Hint: This question is based on the concept of specific heat capacity. Specific heat capacity is defined as the amount of heat required to raise the temperature of 1 kilogram of a substance by 1 Kelvin. The SI unit of specific heat capacity is $ Jk{g^{ - 1}}{K^{ - 1}} $ .

Complete answer:
Specific heat capacity depends upon the following factors:
(A) Nature of substance
(B) Temperature
Given,
Mass of the aluminium sphere \[{m_1} = 0.047kg\]

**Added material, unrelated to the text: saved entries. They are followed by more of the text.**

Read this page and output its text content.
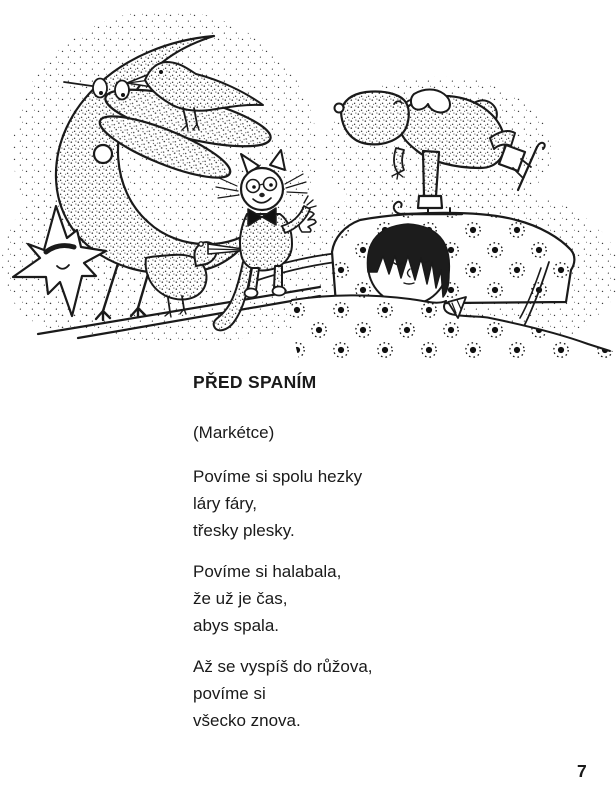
PŘED SPANÍM

(Markétce)

Povíme si spolu hezky

láry fáry,

třesky plesky.

Povíme si halabala,

že už je čas,

abys spala.

Až se vyspíš do růžova,

povíme si

všecko znova.

7
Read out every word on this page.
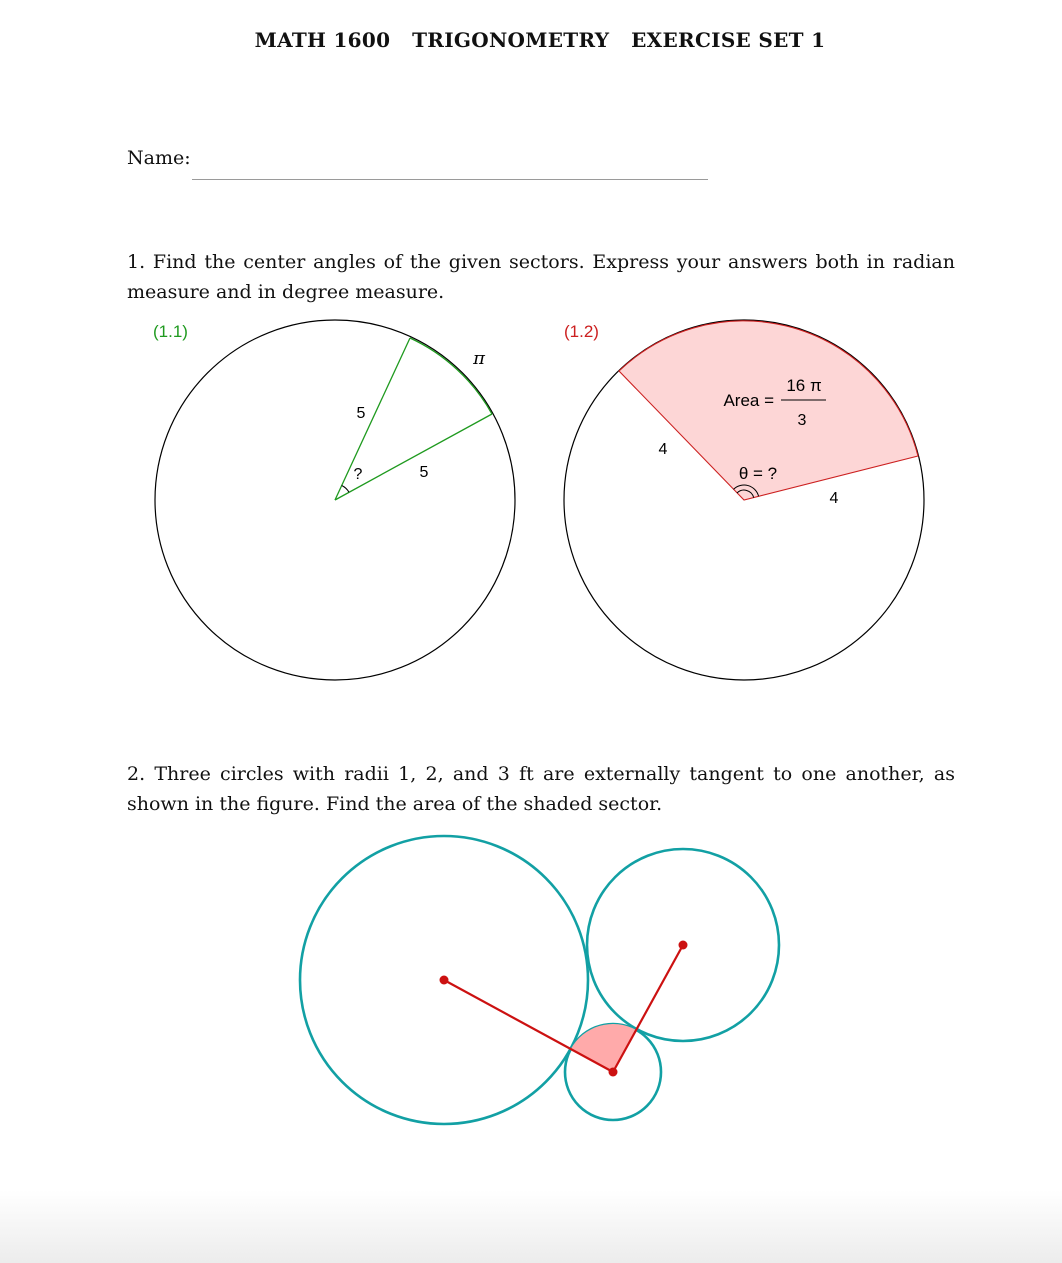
MATH 1600   TRIGONOMETRY   EXERCISE SET 1
Name:
1. Find the center angles of the given sectors. Express your answers both in radian measure and in degree measure.
2. Three circles with radii 1, 2, and 3 ft are externally tangent to one another, as shown in the figure. Find the area of the shaded sector.
(1.1)
5
5
?
π
(1.2)
Area =
16 π
3
θ = ?
4
4
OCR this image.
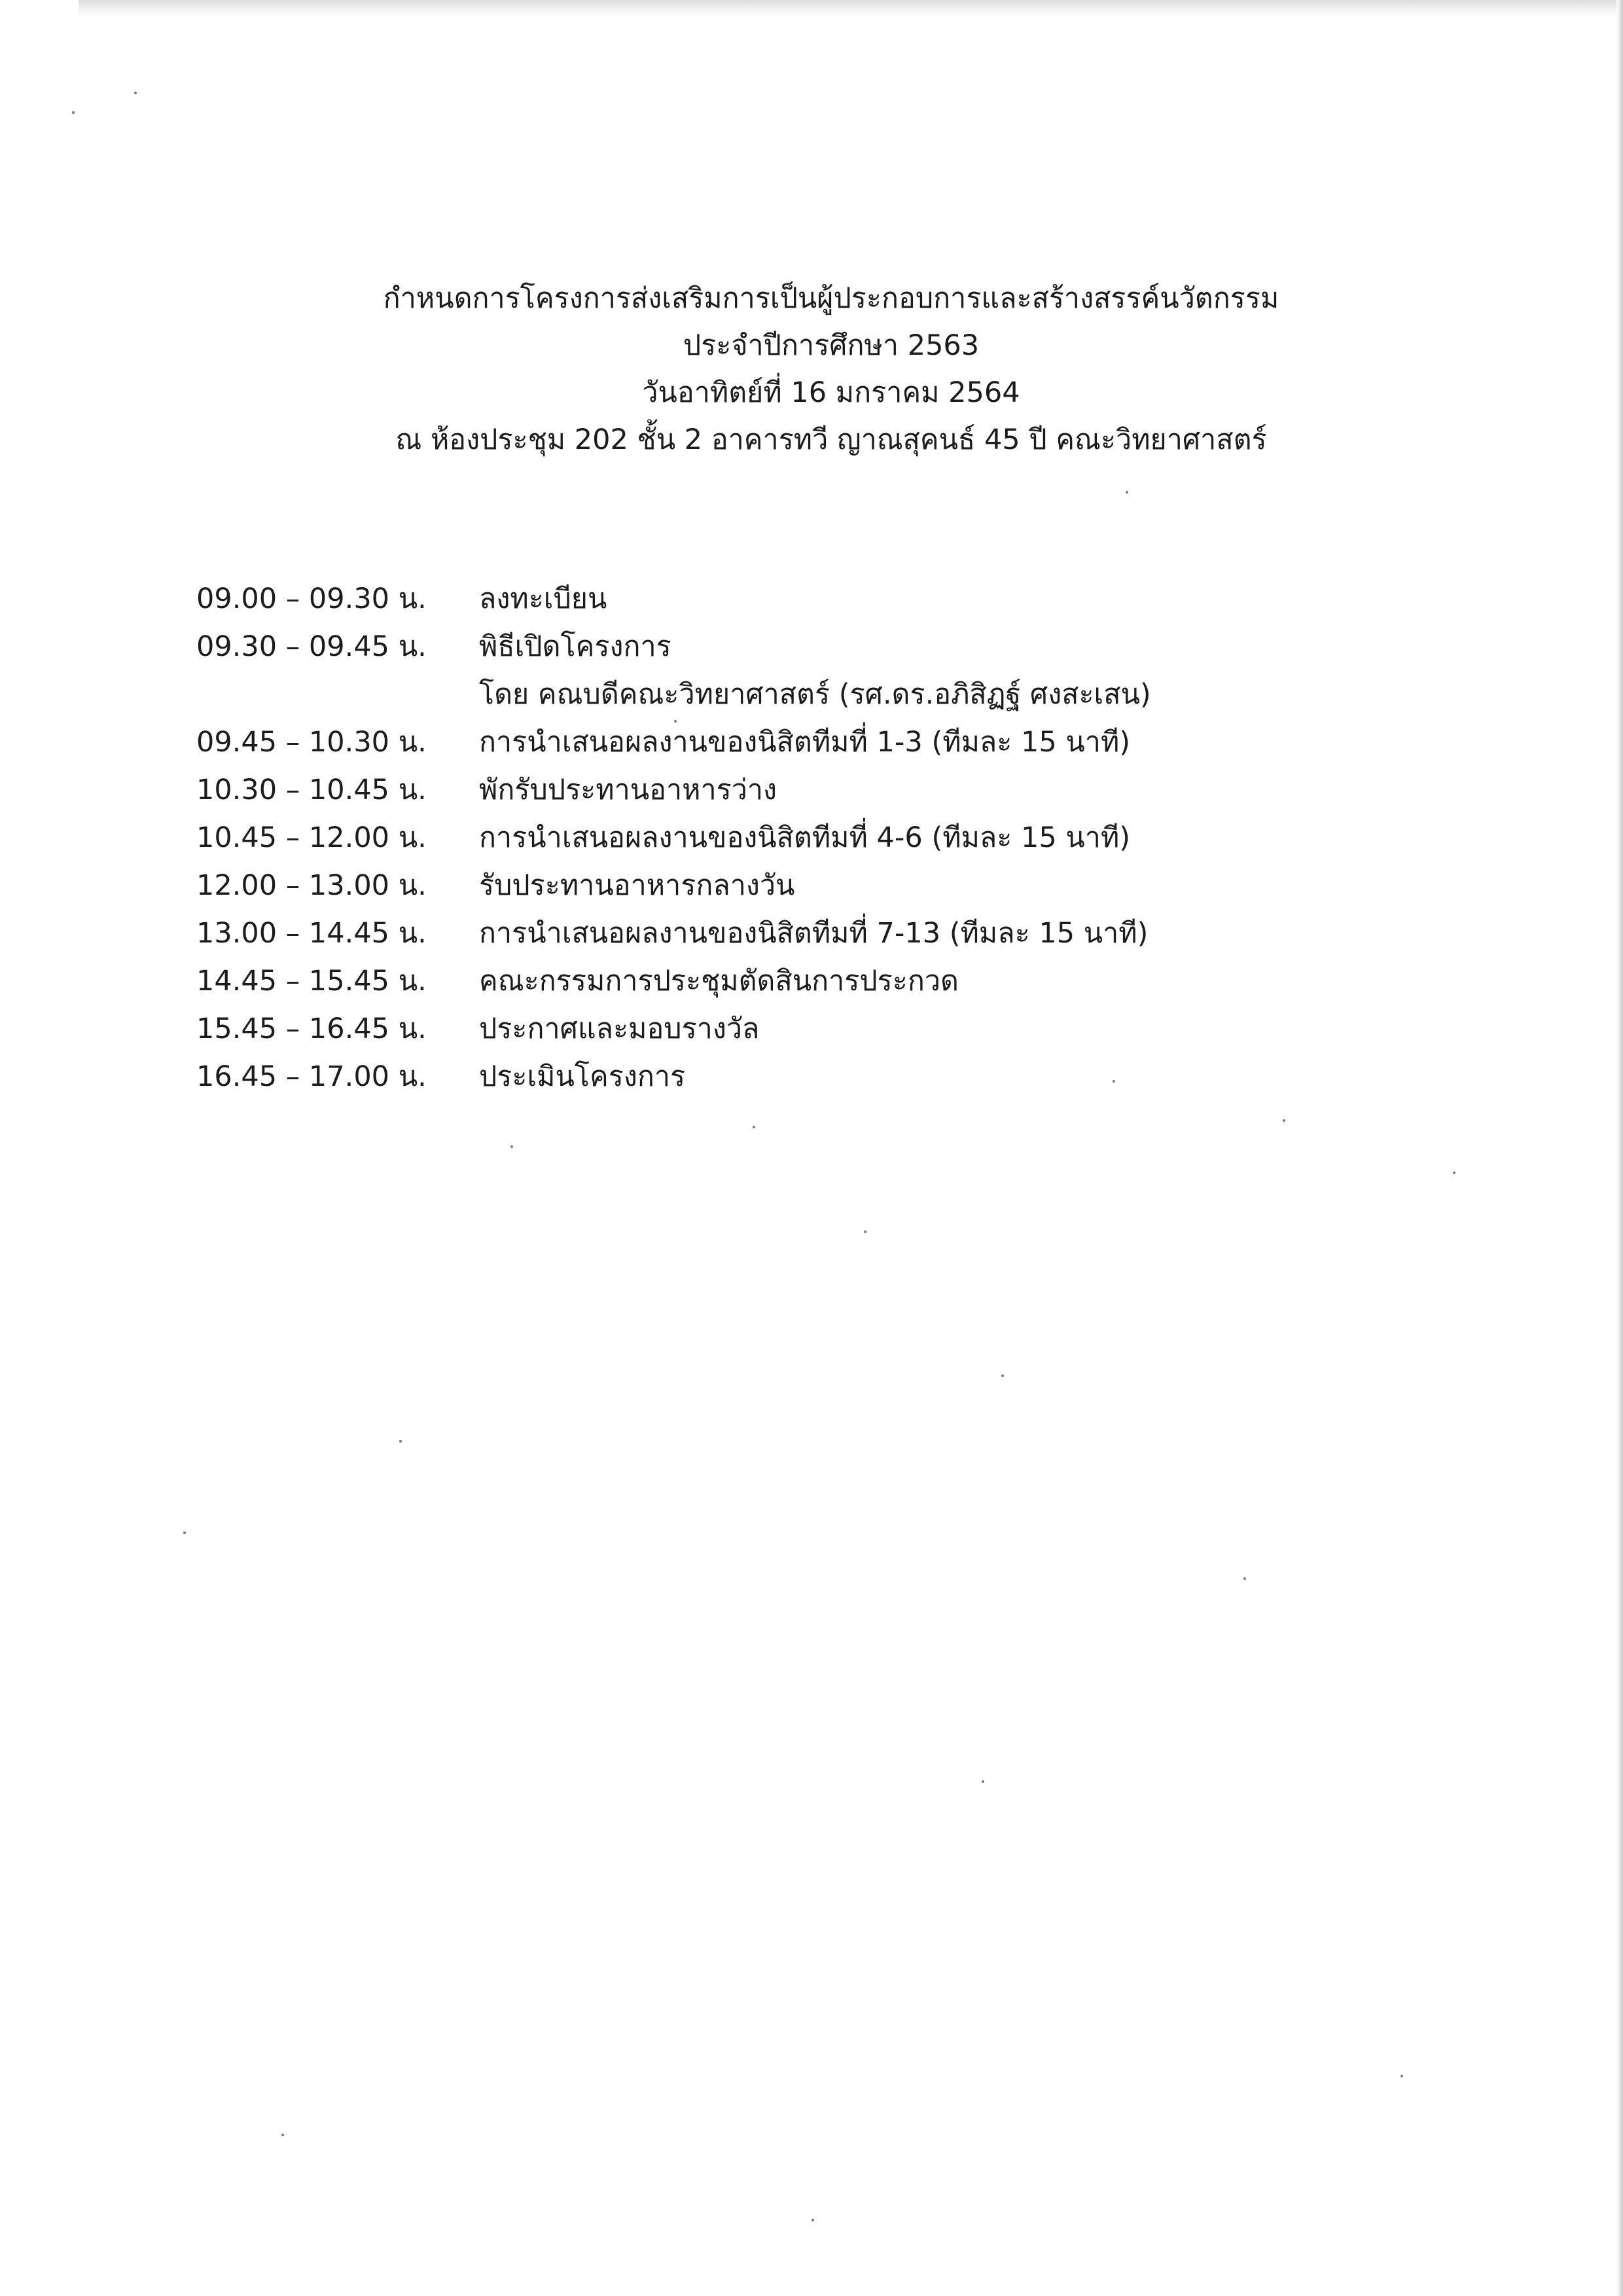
กำหนดการโครงการส่งเสริมการเป็นผู้ประกอบการและสร้างสรรค์นวัตกรรม
ประจำปีการศึกษา 2563
วันอาทิตย์ที่ 16 มกราคม 2564
ณ ห้องประชุม 202 ชั้น 2 อาคารทวี ญาณสุคนธ์ 45 ปี คณะวิทยาศาสตร์
09.00 – 09.30 น. ลงทะเบียน
09.30 – 09.45 น. พิธีเปิดโครงการ
โดย คณบดีคณะวิทยาศาสตร์ (รศ.ดร.อภิสิฏฐ์ ศงสะเสน)
09.45 – 10.30 น. การนำเสนอผลงานของนิสิตทีมที่ 1-3 (ทีมละ 15 นาที)
10.30 – 10.45 น. พักรับประทานอาหารว่าง
10.45 – 12.00 น. การนำเสนอผลงานของนิสิตทีมที่ 4-6 (ทีมละ 15 นาที)
12.00 – 13.00 น. รับประทานอาหารกลางวัน
13.00 – 14.45 น. การนำเสนอผลงานของนิสิตทีมที่ 7-13 (ทีมละ 15 นาที)
14.45 – 15.45 น. คณะกรรมการประชุมตัดสินการประกวด
15.45 – 16.45 น. ประกาศและมอบรางวัล
16.45 – 17.00 น. ประเมินโครงการ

Initial temperature of aluminium sphere $ {100^o}C $ $ $ $ $
Final temperature of aluminium sphere $ {23^o}C $
Change in temperature $ (\Delta {T_1}) = {100^o}C - {23^o}C $
 $ (\Delta {T_1}) = {77^o}C $
Now, let the specific heat capacity of aluminium be $ {c_1} $
The amount of heat which is lost by the aluminium $ = {m_1} \times {c_1} = \Delta {T_1} $
 $ = .047kg \times {c_1} \times {77^o}C $
Now, we are given that the mass of the water $ {m_2} = 0.25kg $
Also, the mass of calorimeter $ {m_3} = 0.14kg $
The initial temperature of water and calorimeter $ = {20^o}C $
The final temperature $ = {23^o}C $
Change in temperature $ (\Delta {T_2}) = {23^o}C - {20^o}C $
 $ (\Delta {T_2}) = {3^o}C $
Also, the specific heat of water $ ({c_2}) = 4.18 \times {10^3}Jk{g^{ - 1}}{C^{ - 1}} $
Now, the total amount of energy gained by the water and calorimeter,
 $ {m_2} \times {c_2} \times \Delta {T_2} + {m_3} \times {c_3} \times \Delta {T_2} $
On putting the required values, we get,
 $ = 0.25 \times 4.18 \times {10^3} \times 3 + 0.14 \times 0.386 \times {10^3} \times 3 $
 $ = 3297.12J $
Since this is steady state,
Heat lost by aluminium = heat gained by water + heat gained by calorimeter
Thus, we can say that,
 $ 0.047kg \times {c_1} \times {77^o}C = 3297.12J $
On further solving this, we get,
 $ {c_1} = 911.058Jk{g^{ - 1}}{C^{ - 1}} $
So, the specific heat capacity of aluminium is $ {c_1} = 911.058Jk{g^{ - 1}}{C^{ - 1}} $.

Note:
Specific heat capacity is an intensive property. An intensive property is one that does not depend on the mass of the substance or system. No matter how much aluminium we have, its ability to absorb heat energy at a particular temperature is the same.